Re: M6 MK II Star shots - dead pixels
1
My experience with the M6 II for long exposures is similar to what others describe: there are certain pixels that are always 'hot' on longer exposures. There's nothing wrong with your camera.
For night-time city photography, I use the in-camera long-exposure noise reduction which takes a dark frame and subtracts it.
For deep sky work, I don't use the in-camera long exposure noise reduction. As I normally stack images with DeepSkyStacker software, I take 20 or more dark and bias frames at the same ISO just after my session at the same camera temperature, then use those in the stacking process. This should remove the hot pixels and some of the consistent sensor noise etc. Also DeepSkyStacker has specific options to handle hot pixels which you can use.
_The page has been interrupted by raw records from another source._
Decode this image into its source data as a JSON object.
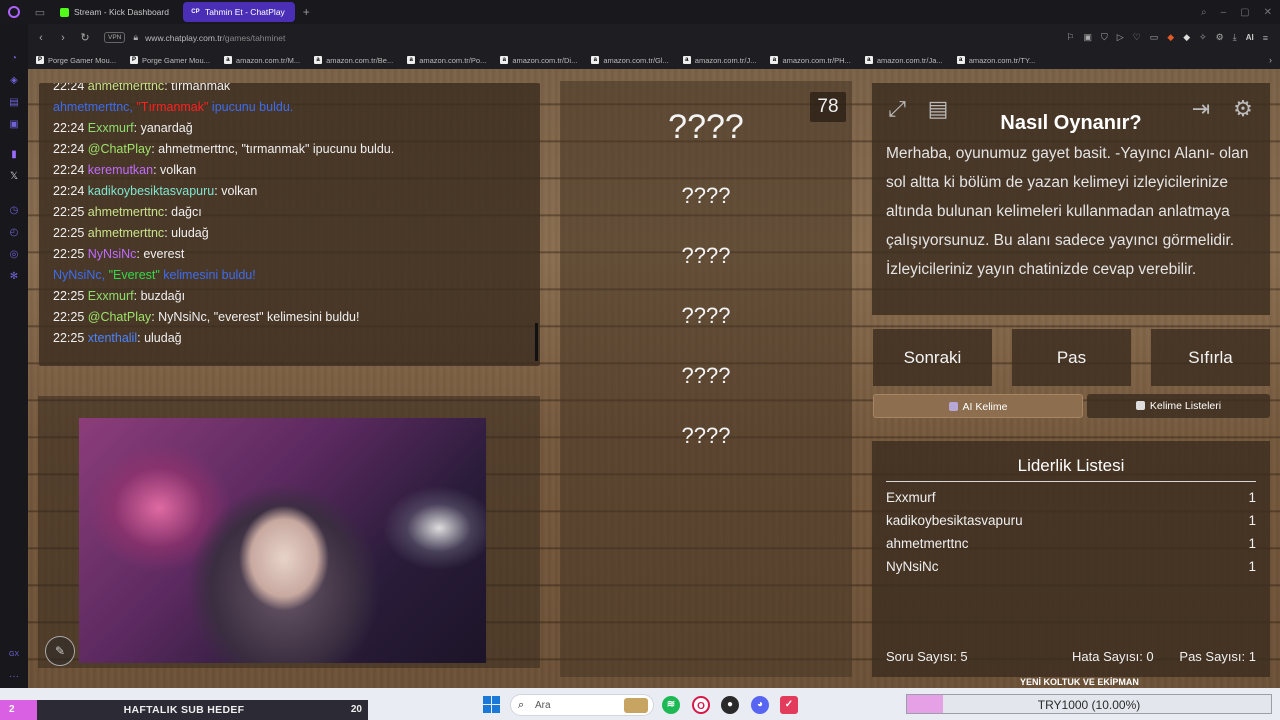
{
  "browser": {
    "tabs": [
      {
        "label": "Stream - Kick Dashboard",
        "active": false
      },
      {
        "label": "Tahmin Et - ChatPlay",
        "active": true
      }
    ],
    "address": {
      "vpn": "VPN",
      "host": "www.chatplay.com.tr",
      "path": "/games/tahminet"
    },
    "ai_label": "AI",
    "bookmarks": [
      "Porge Gamer Mou...",
      "Porge Gamer Mou...",
      "amazon.com.tr/M...",
      "amazon.com.tr/Be...",
      "amazon.com.tr/Po...",
      "amazon.com.tr/Di...",
      "amazon.com.tr/Gl...",
      "amazon.com.tr/J...",
      "amazon.com.tr/PH...",
      "amazon.com.tr/Ja...",
      "amazon.com.tr/TY..."
    ]
  },
  "chat": {
    "lines": [
      {
        "time": "22:24",
        "user": "ahmetmerttnc",
        "sep": ": ",
        "msg": "tırmanmak"
      },
      {
        "system_user": "ahmetmerttnc",
        "system_mid": ", ",
        "system_word": "\"Tırmanmak\"",
        "system_tail": " ipucunu buldu."
      },
      {
        "time": "22:24",
        "user": "Exxmurf",
        "sep": ": ",
        "msg": "yanardağ"
      },
      {
        "time": "22:24",
        "user": "@ChatPlay",
        "sep": ": ",
        "msg": "ahmetmerttnc, \"tırmanmak\" ipucunu buldu."
      },
      {
        "time": "22:24",
        "user": "keremutkan",
        "sep": ": ",
        "msg": "volkan"
      },
      {
        "time": "22:24",
        "user": "kadikoybesiktasvapuru",
        "sep": ": ",
        "msg": "volkan"
      },
      {
        "time": "22:25",
        "user": "ahmetmerttnc",
        "sep": ": ",
        "msg": "dağcı"
      },
      {
        "time": "22:25",
        "user": "ahmetmerttnc",
        "sep": ": ",
        "msg": "uludağ"
      },
      {
        "time": "22:25",
        "user": "NyNsiNc",
        "sep": ": ",
        "msg": "everest"
      },
      {
        "system_user": "NyNsiNc",
        "system_mid": ", ",
        "system_word": "\"Everest\"",
        "system_tail": " kelimesini buldu!"
      },
      {
        "time": "22:25",
        "user": "Exxmurf",
        "sep": ": ",
        "msg": "buzdağı"
      },
      {
        "time": "22:25",
        "user": "@ChatPlay",
        "sep": ": ",
        "msg": "NyNsiNc, \"everest\" kelimesini buldu!"
      },
      {
        "time": "22:25",
        "user": "xtenthalil",
        "sep": ": ",
        "msg": "uludağ"
      }
    ]
  },
  "game": {
    "timer": "78",
    "main_word": "????",
    "hint_words": [
      "????",
      "????",
      "????",
      "????",
      "????"
    ]
  },
  "info": {
    "title": "Nasıl Oynanır?",
    "text": "Merhaba, oyunumuz gayet basit. -Yayıncı Alanı- olan sol altta ki bölüm de yazan kelimeyi izleyicilerinize altında bulunan kelimeleri kullanmadan anlatmaya çalışıyorsunuz. Bu alanı sadece yayıncı görmelidir. İzleyicileriniz yayın chatinizde cevap verebilir."
  },
  "actions": {
    "next": "Sonraki",
    "pass": "Pas",
    "reset": "Sıfırla"
  },
  "modes": {
    "ai": "AI Kelime",
    "lists": "Kelime Listeleri"
  },
  "leaderboard": {
    "title": "Liderlik Listesi",
    "rows": [
      {
        "name": "Exxmurf",
        "score": "1"
      },
      {
        "name": "kadikoybesiktasvapuru",
        "score": "1"
      },
      {
        "name": "ahmetmerttnc",
        "score": "1"
      },
      {
        "name": "NyNsiNc",
        "score": "1"
      }
    ]
  },
  "stats": {
    "questions": "Soru Sayısı: 5",
    "errors": "Hata Sayısı: 0",
    "passes": "Pas Sayısı: 1"
  },
  "overlays": {
    "sub_goal_count": "2",
    "sub_goal_label": "HAFTALIK SUB HEDEF",
    "sub_goal_target": "20",
    "sub_goal_progress": 0.1,
    "koltuk_label": "YENİ KOLTUK VE EKİPMAN",
    "donation_label": "TRY1000 (10.00%)",
    "donation_progress": 0.1
  },
  "taskbar": {
    "search_placeholder": "Ara"
  },
  "colors": {
    "accent_tab": "#4a2fb6",
    "wood": "#7b6247",
    "sub_fill": "#d95fe3",
    "donation_fill": "#e6a0e6"
  }
}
Incidentally, over on the M6 Mark II Tips thread I learned of a great technique to take multiple exposures for deep sky stacking, dark frames, bias frames etc. Use the M6 II's focus bracketing feature --- it sets the shutter to electronic mode (desirable for vibrationless astrophotos) and when you are in manual focus mode it doesn't alter the focus, but just shoots the exact number of frames you set it for, as fast as it can, without buffering, so it can go indefinitely.
I was using the intervalometer for stacking, but the pain with that is you have to keep figuring out and setting the time between shots to longer than your exposure, or risk it taking fewer shots than you wanted, and you have to turn it back on after each sequence using the menus!
I trigger the camera using the bluetooth remote control app on my phone. With focus bracketing set to 20 exposures, you can fire off 20 dark or bias frames with one press of the shutter, and if you want 100 images for stacking, just push the shutter button five times, or change the focus bracketing number of exposures to 100.
Also as Marco said, I've found that doing 3 or 4 sensor cleans in a row seems to be very effective at removing the hot pixels, at least temporarily. I had some red ones visible in the EVF with the lens cap on that went away forever after a few sensor cleans.